Jim McVeigh who is a historian, writer, ex-POW, organiser for SIPTU and co-founder of the James Connolly Visitor Centre, explained the background to the Centre which is located only yards from where Connolly lived on the Falls Road in Belfast. Its mission is to ensure that a new generation of Irish citizens and those who visit it from across the world are introduced to James Connolly and his ideas.

The James Connolly Experience is an audio tour which will guide you through an interactive exhibition, which tells the story of Connolly’s life, from his birth in Edinburgh, to meeting his wife Lily in Dublin, to travelling across the United States spreading the gospel of trade unionism and socialism.
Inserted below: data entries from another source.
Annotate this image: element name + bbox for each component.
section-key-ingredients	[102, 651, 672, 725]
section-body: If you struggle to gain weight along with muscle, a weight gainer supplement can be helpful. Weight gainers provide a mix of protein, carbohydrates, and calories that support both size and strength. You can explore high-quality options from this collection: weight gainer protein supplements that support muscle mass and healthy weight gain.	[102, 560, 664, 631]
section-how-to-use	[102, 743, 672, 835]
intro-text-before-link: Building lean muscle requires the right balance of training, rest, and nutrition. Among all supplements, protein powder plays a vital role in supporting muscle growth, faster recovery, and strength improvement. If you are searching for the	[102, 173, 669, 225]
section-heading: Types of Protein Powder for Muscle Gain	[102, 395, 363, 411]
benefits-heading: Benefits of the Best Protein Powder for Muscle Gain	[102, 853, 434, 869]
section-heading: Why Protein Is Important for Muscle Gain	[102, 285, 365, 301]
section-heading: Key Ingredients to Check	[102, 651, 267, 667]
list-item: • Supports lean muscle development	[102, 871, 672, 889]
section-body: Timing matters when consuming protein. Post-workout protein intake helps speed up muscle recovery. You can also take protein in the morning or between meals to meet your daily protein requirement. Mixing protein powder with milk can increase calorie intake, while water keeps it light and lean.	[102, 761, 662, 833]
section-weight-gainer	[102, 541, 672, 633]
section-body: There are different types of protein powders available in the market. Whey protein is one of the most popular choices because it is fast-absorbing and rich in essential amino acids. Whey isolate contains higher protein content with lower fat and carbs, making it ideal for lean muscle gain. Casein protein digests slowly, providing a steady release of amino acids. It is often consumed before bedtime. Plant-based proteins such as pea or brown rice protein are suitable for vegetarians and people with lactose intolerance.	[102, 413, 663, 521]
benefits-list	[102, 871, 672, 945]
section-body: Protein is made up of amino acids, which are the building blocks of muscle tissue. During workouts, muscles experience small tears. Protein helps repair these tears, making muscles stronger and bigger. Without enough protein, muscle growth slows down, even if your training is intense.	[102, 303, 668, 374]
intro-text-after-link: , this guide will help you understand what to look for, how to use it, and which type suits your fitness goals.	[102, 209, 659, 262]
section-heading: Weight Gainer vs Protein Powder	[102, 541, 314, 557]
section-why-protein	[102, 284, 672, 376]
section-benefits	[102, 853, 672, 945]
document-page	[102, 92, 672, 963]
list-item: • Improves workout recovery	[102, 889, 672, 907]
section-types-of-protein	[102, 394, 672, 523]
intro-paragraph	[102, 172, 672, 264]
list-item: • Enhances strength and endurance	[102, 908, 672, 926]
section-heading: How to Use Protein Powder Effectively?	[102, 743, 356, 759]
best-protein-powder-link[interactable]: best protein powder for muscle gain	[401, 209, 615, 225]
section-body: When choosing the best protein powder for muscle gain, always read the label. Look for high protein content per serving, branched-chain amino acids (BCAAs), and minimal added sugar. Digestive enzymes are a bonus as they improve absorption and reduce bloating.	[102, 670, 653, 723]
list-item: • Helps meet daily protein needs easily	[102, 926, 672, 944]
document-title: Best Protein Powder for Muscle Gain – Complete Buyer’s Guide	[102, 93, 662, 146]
Lasting approximately 40 minutes, the tour will introduce the visitor to many interactive features and immerse them in the story of James Connolly as they make your way through the centre.

The main speaker was the author Dan Jack who was well placed to write a biography of Séumas Robison. He is a qualified historian and relative of the patriot, who resides in the Clonard district of Belfast, where Séumas and his brother Joe spent their formative years before the family emigrated to Glasgow.

Dan’s enthusiasm for his subject was evident as he described key events in Séumas’ military and political career in Ireland’s fight for freedom. They included his part in the Easter Rising as a member of one of the overseas units of the Irish Volunteers from Glasgow, his incarceration in Reading Jail and Frongoch Internment Camp, his military record as Commandant of the Third Tipperary Brigade. Robinson’s decision to adopt the anti-Treaty side in the Civil War and promotion to O/C of the Second Southern Division was also recalled. The launch ended with a question-and-answer session followed by a book signing by the author.

The 1916 Rising Centenary Committee (Scotland) wished to place on record its thanks to everyone who attended the book launch and are especially grateful to Cairde na hÉireann for the practical assistance rendered.